A job was negotiated based on tasks his job developer knew William could perform, in an environment which met his interests, ideal conditions and support needs. William’s duties involved preparing brand new vehicles for the showroom floor. This included removing protective plastic wraps, detail-cleaning the interiors and exteriors, and applying dealer name stickers to the rear bumpers. William excelled at his responsibilities. According to his supervisor, “He’s a natural. He knows what he’s doing.” He arrived at work on time every day, ready to perform the tasks assigned to him. William’s employer indicated that if he continued to perform as well as he had thus far, there was a very real possibility he’d be hired as a regular employee when his paid work assessment ended. On February 23, 2004, this came to fruition when Karl Tyler’s offered William a permanent position. He worked 10 hours per week until he graduated, and then asked for and received an increase to 20 hours per week.
As with any new endeavor, challenges arose but they were successfully handled as a team. For example, William needed Carhartts and other work clothes. His mother, MontanaWorks, and VR staff ensured he was able to purchase the necessary items using VR funding.
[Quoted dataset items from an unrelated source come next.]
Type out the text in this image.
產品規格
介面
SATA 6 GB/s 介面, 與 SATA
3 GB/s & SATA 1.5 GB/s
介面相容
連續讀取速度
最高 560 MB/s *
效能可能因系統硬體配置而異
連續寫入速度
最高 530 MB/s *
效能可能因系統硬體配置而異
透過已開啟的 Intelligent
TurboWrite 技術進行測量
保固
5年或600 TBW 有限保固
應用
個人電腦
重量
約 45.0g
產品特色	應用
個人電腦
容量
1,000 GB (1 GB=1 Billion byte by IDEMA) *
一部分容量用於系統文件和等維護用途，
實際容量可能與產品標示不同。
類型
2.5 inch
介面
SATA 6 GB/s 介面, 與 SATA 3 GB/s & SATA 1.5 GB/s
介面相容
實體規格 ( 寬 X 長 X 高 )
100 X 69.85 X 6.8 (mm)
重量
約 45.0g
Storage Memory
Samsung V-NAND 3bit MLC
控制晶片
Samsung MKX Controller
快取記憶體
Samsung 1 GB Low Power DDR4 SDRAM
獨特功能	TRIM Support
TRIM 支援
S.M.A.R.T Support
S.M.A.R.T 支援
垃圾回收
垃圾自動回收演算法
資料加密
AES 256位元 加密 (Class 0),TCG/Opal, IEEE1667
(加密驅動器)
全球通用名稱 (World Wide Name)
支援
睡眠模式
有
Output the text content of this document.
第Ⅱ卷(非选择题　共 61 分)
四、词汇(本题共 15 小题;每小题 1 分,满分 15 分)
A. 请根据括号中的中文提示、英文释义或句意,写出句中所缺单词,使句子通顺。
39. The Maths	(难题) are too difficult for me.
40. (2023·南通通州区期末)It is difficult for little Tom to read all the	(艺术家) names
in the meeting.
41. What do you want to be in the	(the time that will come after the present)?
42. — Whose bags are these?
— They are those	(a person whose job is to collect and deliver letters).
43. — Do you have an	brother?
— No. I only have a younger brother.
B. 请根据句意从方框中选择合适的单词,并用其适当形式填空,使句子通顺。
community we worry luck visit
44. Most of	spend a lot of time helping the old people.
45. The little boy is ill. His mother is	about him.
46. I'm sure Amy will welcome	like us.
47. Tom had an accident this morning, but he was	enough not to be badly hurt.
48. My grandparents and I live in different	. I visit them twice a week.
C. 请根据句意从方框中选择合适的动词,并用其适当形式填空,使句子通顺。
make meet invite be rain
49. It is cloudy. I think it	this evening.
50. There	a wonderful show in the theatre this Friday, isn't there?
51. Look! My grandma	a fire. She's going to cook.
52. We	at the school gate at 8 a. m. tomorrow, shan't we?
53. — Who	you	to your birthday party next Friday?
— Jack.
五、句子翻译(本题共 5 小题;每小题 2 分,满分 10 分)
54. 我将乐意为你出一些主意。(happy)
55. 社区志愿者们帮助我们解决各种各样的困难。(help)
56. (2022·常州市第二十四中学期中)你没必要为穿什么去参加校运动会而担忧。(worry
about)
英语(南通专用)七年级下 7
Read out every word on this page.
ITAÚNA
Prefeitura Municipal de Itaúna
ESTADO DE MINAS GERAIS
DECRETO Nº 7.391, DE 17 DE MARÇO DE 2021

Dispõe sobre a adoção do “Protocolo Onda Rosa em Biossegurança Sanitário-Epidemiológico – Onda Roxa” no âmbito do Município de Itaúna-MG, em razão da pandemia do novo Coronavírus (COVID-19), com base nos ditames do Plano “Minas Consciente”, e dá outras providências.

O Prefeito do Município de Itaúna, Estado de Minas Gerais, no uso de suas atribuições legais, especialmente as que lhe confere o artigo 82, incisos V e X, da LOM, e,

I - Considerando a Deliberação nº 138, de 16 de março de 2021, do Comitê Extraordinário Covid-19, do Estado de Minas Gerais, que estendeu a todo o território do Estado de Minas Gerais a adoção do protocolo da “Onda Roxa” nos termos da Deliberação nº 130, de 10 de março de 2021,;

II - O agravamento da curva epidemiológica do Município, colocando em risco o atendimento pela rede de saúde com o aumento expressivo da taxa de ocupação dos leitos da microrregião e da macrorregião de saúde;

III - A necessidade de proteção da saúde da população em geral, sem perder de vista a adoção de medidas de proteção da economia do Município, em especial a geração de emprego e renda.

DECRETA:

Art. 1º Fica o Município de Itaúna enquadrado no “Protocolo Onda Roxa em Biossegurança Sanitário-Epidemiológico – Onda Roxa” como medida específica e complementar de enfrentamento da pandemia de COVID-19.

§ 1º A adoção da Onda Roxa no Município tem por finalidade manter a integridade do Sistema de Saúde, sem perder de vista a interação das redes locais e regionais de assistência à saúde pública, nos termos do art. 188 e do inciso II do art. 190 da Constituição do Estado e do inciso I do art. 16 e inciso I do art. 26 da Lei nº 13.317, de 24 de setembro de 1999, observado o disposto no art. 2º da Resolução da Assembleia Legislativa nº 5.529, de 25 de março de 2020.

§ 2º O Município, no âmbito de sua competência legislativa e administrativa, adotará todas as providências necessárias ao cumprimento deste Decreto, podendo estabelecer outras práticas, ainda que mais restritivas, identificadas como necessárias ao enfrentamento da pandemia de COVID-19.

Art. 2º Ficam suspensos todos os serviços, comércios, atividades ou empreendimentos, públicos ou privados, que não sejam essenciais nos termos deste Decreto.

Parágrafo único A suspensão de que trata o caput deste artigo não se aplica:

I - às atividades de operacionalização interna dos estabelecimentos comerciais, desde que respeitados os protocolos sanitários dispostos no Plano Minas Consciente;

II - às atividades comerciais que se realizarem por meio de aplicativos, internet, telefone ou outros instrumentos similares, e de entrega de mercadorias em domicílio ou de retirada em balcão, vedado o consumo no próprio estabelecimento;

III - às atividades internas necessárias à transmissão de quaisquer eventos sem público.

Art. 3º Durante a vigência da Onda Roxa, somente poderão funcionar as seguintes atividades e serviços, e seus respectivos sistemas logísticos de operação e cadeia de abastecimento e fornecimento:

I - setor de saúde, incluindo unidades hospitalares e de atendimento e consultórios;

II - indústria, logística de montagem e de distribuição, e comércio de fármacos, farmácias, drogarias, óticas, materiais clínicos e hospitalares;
Because William doesn’t drive, transportation between work and school during the school year required lots of juggling and coordinating. Now that William has graduated, he can carpool with his mom, walk or ride his bike to work from home.
The support from William’s Karl Tyler supervisors and co-workers has been amazing. He is trained for new tasks and treated just like any other employee. Because William learns quickly by watching others, his supervisor is able to expand his duties and rely on William to complete his tasks competently and well. William’s attitude toward his work is extremely positive. When his shift finishes each day, he tries to find excuses to avoid having to leave. He grins from ear to ear when asked about his job and can describe with expertise and confidence what his work entails. William recently used some of his earnings to purchase a Karl Tyler baseball cap, which he wears whenever he possibly can. Co-workers have invited William to barbecues and other social gatherings. William’s mom marvels at her son, the young man who once played with a tiny toy car and is now handling $56,000 top-of-the-line vehicles for a respected, long-time local business. “He’s steering his own future,” she says with tears of pride in her eyes.
Luckily for William, his IEP team spent time supporting
him to try different jobs; this enabled him to express what he liked
and didn’t like and what he needed for supports. They paid attention
to what his performance in food service was telling them about his ideal
conditions of employment and they gathered information from people who
knew him well. When they developed a job with these factors in mind,
William excelled—thereby demonstrating that he could work with
fewer supports right out of high school rather than being referred to
a waiting list for VR extended employment supports or waiting for a
supported employment slot through Developmental Disabilities services,
which could have taken up to 5 years.